Copy Markdown View Source

Unicode NFD normalization for collation. Delegates to Erlang's :unicode module.

Summary

Functions

Normalize a string to NFD (Canonical Decomposition) form.

Optionally normalize a string and convert it to a list of integer codepoints.

Convert a string to a list of integer codepoints.

Functions

nfd(string)

@spec nfd(String.t()) :: String.t()

Normalize a string to NFD (Canonical Decomposition) form.

Uses Erlang's :unicode.characters_to_nfd_binary/1 followed by a canonical reordering pass using the unicode package's CCC data to correct ordering for newer Unicode codepoints.

Arguments

  • string - a UTF-8 binary string.

Returns

The NFD-normalized string as a UTF-8 binary.

Examples

iex> "café" |> Localize.Collation.Normalizer.nfd() |> String.to_charlist() |> length()
5

iex> Localize.Collation.Normalizer.nfd("é")
"é"

normalize_to_codepoints(string, normalize? \\ false)

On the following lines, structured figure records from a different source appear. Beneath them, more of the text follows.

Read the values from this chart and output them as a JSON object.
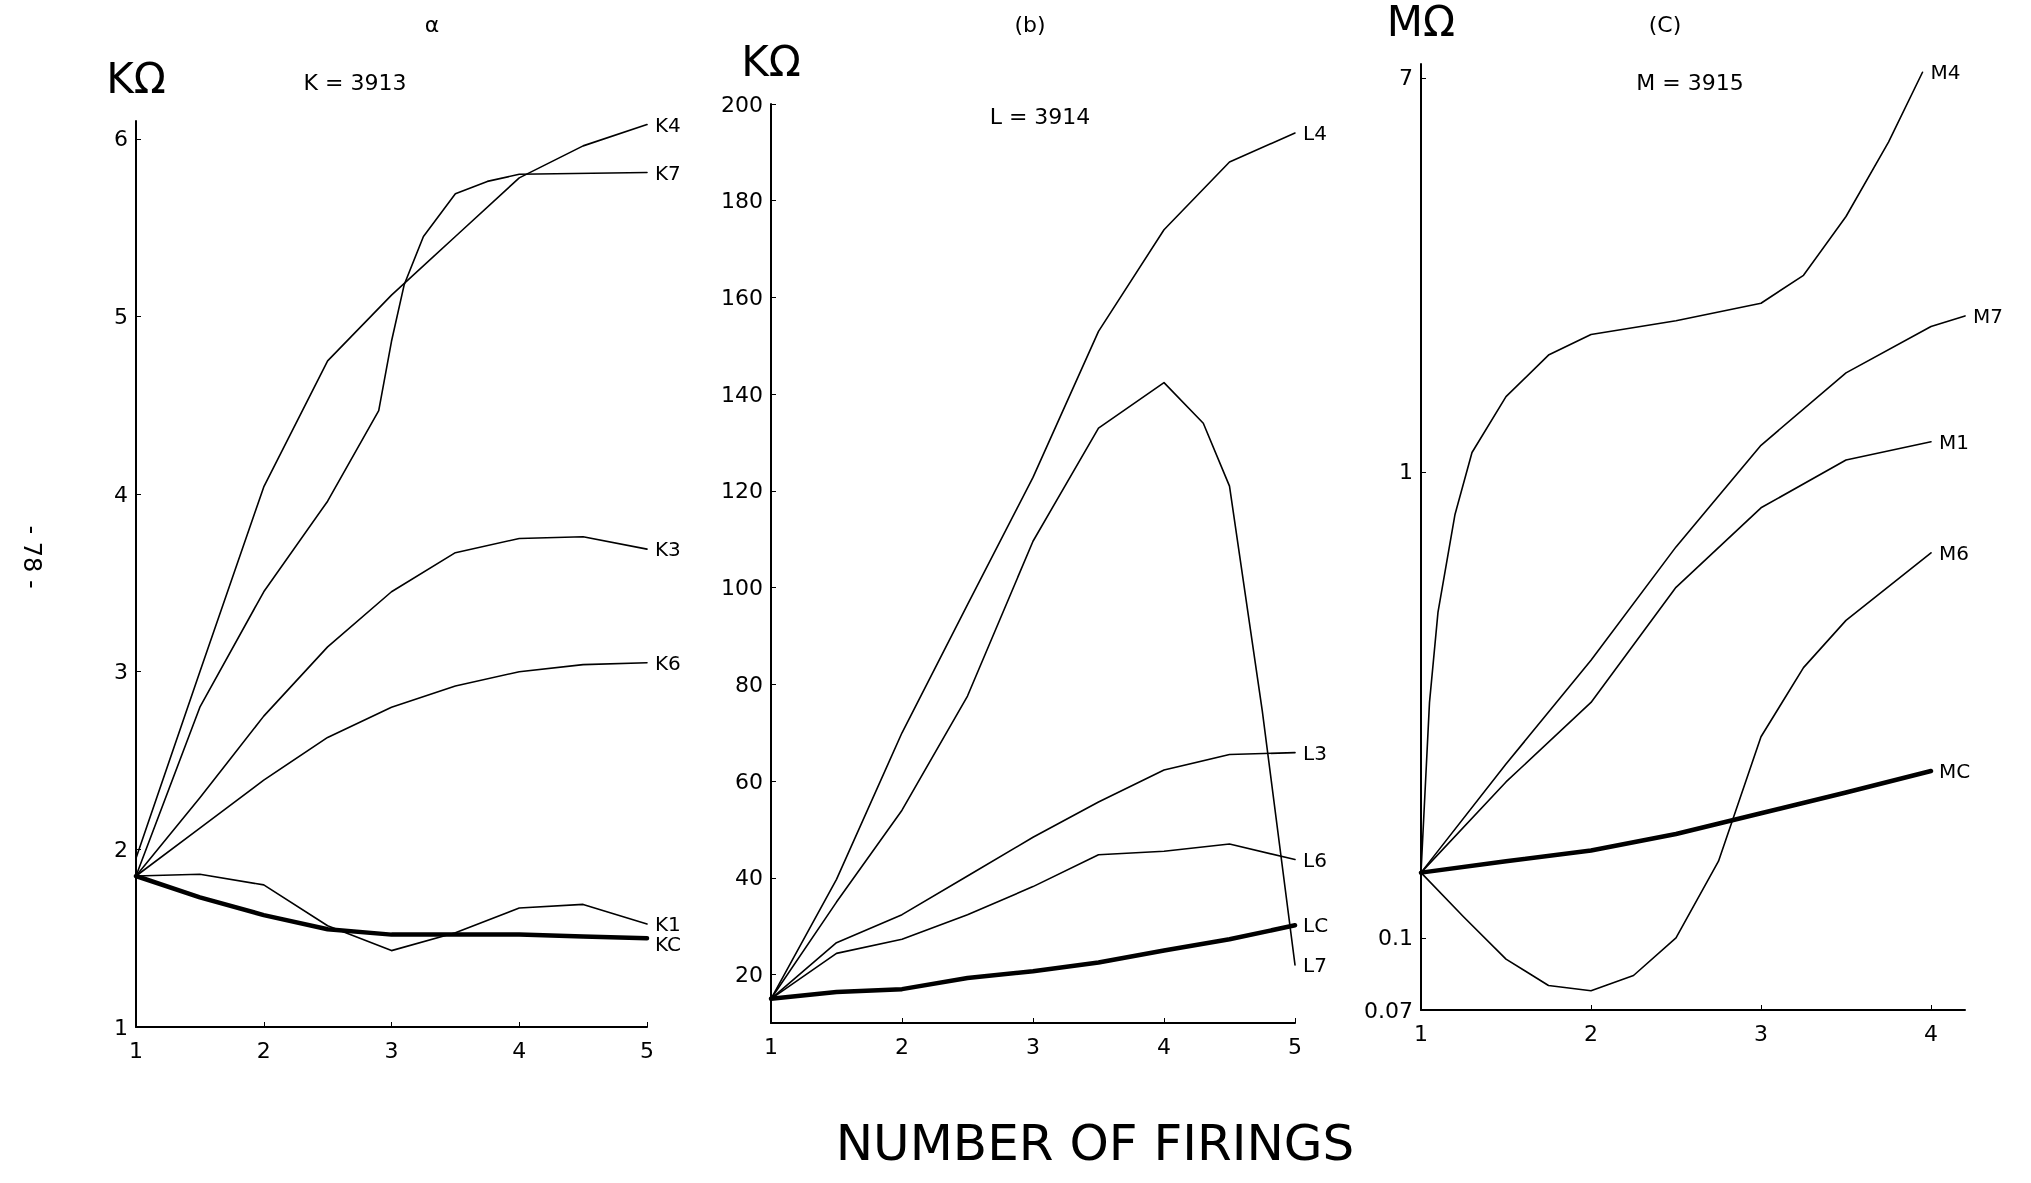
{
  "chart_data": [
    {
      "type": "line",
      "title": "α",
      "subtitle": "K = 3913",
      "ylabel": "KΩ",
      "annotations": [
        "- 78 -"
      ],
      "x": [
        1,
        1.5,
        2,
        2.5,
        3,
        3.5,
        4,
        4.5,
        5
      ],
      "xlim": [
        1,
        5
      ],
      "xticks": [
        1,
        2,
        3,
        4,
        5
      ],
      "ylim": [
        1,
        6.1
      ],
      "yticks": [
        1,
        2,
        3,
        4,
        5,
        6
      ],
      "grid": false,
      "legend": false,
      "marker": "none",
      "line_style": "solid",
      "series": [
        {
          "name": "K4",
          "color": "#000000",
          "values": [
            1.95,
            3.0,
            4.04,
            4.75,
            5.12,
            5.45,
            5.78,
            5.96,
            6.08
          ]
        },
        {
          "name": "K7",
          "color": "#000000",
          "x": [
            1,
            1.5,
            2,
            2.5,
            2.9,
            3,
            3.1,
            3.25,
            3.5,
            3.75,
            4,
            5
          ],
          "values": [
            1.85,
            2.8,
            3.45,
            3.96,
            4.47,
            4.86,
            5.18,
            5.45,
            5.69,
            5.76,
            5.8,
            5.81
          ]
        },
        {
          "name": "K3",
          "color": "#000000",
          "values": [
            1.85,
            2.29,
            2.75,
            3.14,
            3.45,
            3.67,
            3.75,
            3.76,
            3.69
          ]
        },
        {
          "name": "K6",
          "color": "#000000",
          "values": [
            1.85,
            2.12,
            2.39,
            2.63,
            2.8,
            2.92,
            3.0,
            3.04,
            3.05
          ]
        },
        {
          "name": "K1",
          "color": "#000000",
          "values": [
            1.85,
            1.86,
            1.8,
            1.57,
            1.43,
            1.53,
            1.67,
            1.69,
            1.58
          ]
        },
        {
          "name": "KC",
          "color": "#000000",
          "values": [
            1.85,
            1.73,
            1.63,
            1.55,
            1.52,
            1.52,
            1.52,
            1.51,
            1.5
          ]
        }
      ]
    },
    {
      "type": "line",
      "title": "(b)",
      "subtitle": "L = 3914",
      "ylabel": "KΩ",
      "xlabel": "NUMBER OF FIRINGS",
      "x": [
        1,
        1.5,
        2,
        2.5,
        3,
        3.5,
        4,
        4.5,
        5
      ],
      "xlim": [
        1,
        5
      ],
      "xticks": [
        1,
        2,
        3,
        4,
        5
      ],
      "ylim": [
        10,
        200
      ],
      "yticks": [
        20,
        40,
        60,
        80,
        100,
        120,
        140,
        160,
        180,
        200
      ],
      "grid": false,
      "legend": false,
      "marker": "none",
      "line_style": "solid",
      "series": [
        {
          "name": "L4",
          "color": "#000000",
          "values": [
            15,
            39.7,
            70,
            96.5,
            122.8,
            153,
            174,
            188,
            194
          ]
        },
        {
          "name": "L7",
          "color": "#000000",
          "x": [
            1,
            1.5,
            2,
            2.5,
            3,
            3.5,
            4,
            4.3,
            4.5,
            4.75,
            5
          ],
          "values": [
            15,
            35,
            54,
            77.6,
            109.6,
            133,
            142.4,
            134,
            121,
            74.6,
            22
          ]
        },
        {
          "name": "L3",
          "color": "#000000",
          "values": [
            15,
            26.6,
            32.4,
            40.4,
            48.4,
            55.7,
            62.3,
            65.5,
            65.9
          ]
        },
        {
          "name": "L6",
          "color": "#000000",
          "values": [
            15,
            24.4,
            27.3,
            32.4,
            38.2,
            44.8,
            45.5,
            47,
            43.8
          ]
        },
        {
          "name": "LC",
          "color": "#000000",
          "values": [
            15,
            16.4,
            17,
            19.3,
            20.7,
            22.5,
            25,
            27.3,
            30.2
          ]
        }
      ]
    },
    {
      "type": "line",
      "title": "(C)",
      "subtitle": "M = 3915",
      "ylabel": "MΩ",
      "log": "y",
      "x": [
        1,
        1.5,
        2,
        2.5,
        3,
        3.5,
        4
      ],
      "xlim": [
        1,
        4.2
      ],
      "xticks": [
        1,
        2,
        3,
        4
      ],
      "ylim": [
        0.07,
        7.5
      ],
      "yticks": [
        0.07,
        0.1,
        1,
        7
      ],
      "grid": false,
      "legend": false,
      "marker": "none",
      "line_style": "solid",
      "series": [
        {
          "name": "M4",
          "color": "#000000",
          "x": [
            1,
            1.05,
            1.1,
            1.2,
            1.3,
            1.5,
            1.75,
            2,
            2.5,
            3,
            3.25,
            3.5,
            3.75,
            3.95
          ],
          "values": [
            0.138,
            0.32,
            0.5,
            0.81,
            1.1,
            1.45,
            1.78,
            1.97,
            2.11,
            2.3,
            2.64,
            3.53,
            5.1,
            7.2
          ]
        },
        {
          "name": "M7",
          "color": "#000000",
          "x": [
            1,
            1.5,
            2,
            2.5,
            3,
            3.5,
            4,
            4.2
          ],
          "values": [
            0.138,
            0.236,
            0.394,
            0.69,
            1.14,
            1.63,
            2.05,
            2.16
          ]
        },
        {
          "name": "M1",
          "color": "#000000",
          "values": [
            0.138,
            0.216,
            0.32,
            0.565,
            0.837,
            1.06,
            1.16
          ]
        },
        {
          "name": "M6",
          "color": "#000000",
          "x": [
            1,
            1.25,
            1.5,
            1.75,
            2,
            2.25,
            2.5,
            2.75,
            3,
            3.25,
            3.5,
            4
          ],
          "values": [
            0.138,
            0.111,
            0.09,
            0.079,
            0.077,
            0.083,
            0.1,
            0.146,
            0.27,
            0.38,
            0.48,
            0.67
          ]
        },
        {
          "name": "MC",
          "color": "#000000",
          "values": [
            0.138,
            0.146,
            0.154,
            0.167,
            0.185,
            0.205,
            0.228
          ]
        }
      ]
    }
  ]
}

@spec normalize_to_codepoints(String.t(), boolean()) :: [non_neg_integer()]

Optionally normalize a string and convert it to a list of integer codepoints.

Arguments

  • string - a UTF-8 binary string.

  • normalize? - whether to apply NFD normalization first (default: false).

Returns

A list of integer codepoints, optionally NFD-normalized.

Examples

iex> Localize.Collation.Normalizer.normalize_to_codepoints("abc")
[97, 98, 99]

iex> Localize.Collation.Normalizer.normalize_to_codepoints("café", true)
[99, 97, 102, 101, 769]

to_codepoints(string)

@spec to_codepoints(String.t()) :: [non_neg_integer(), ...]

Convert a string to a list of integer codepoints.

Arguments

  • string - a UTF-8 binary string.

Returns

A list of integer codepoints.

Examples

iex> Localize.Collation.Normalizer.to_codepoints("abc")
[97, 98, 99]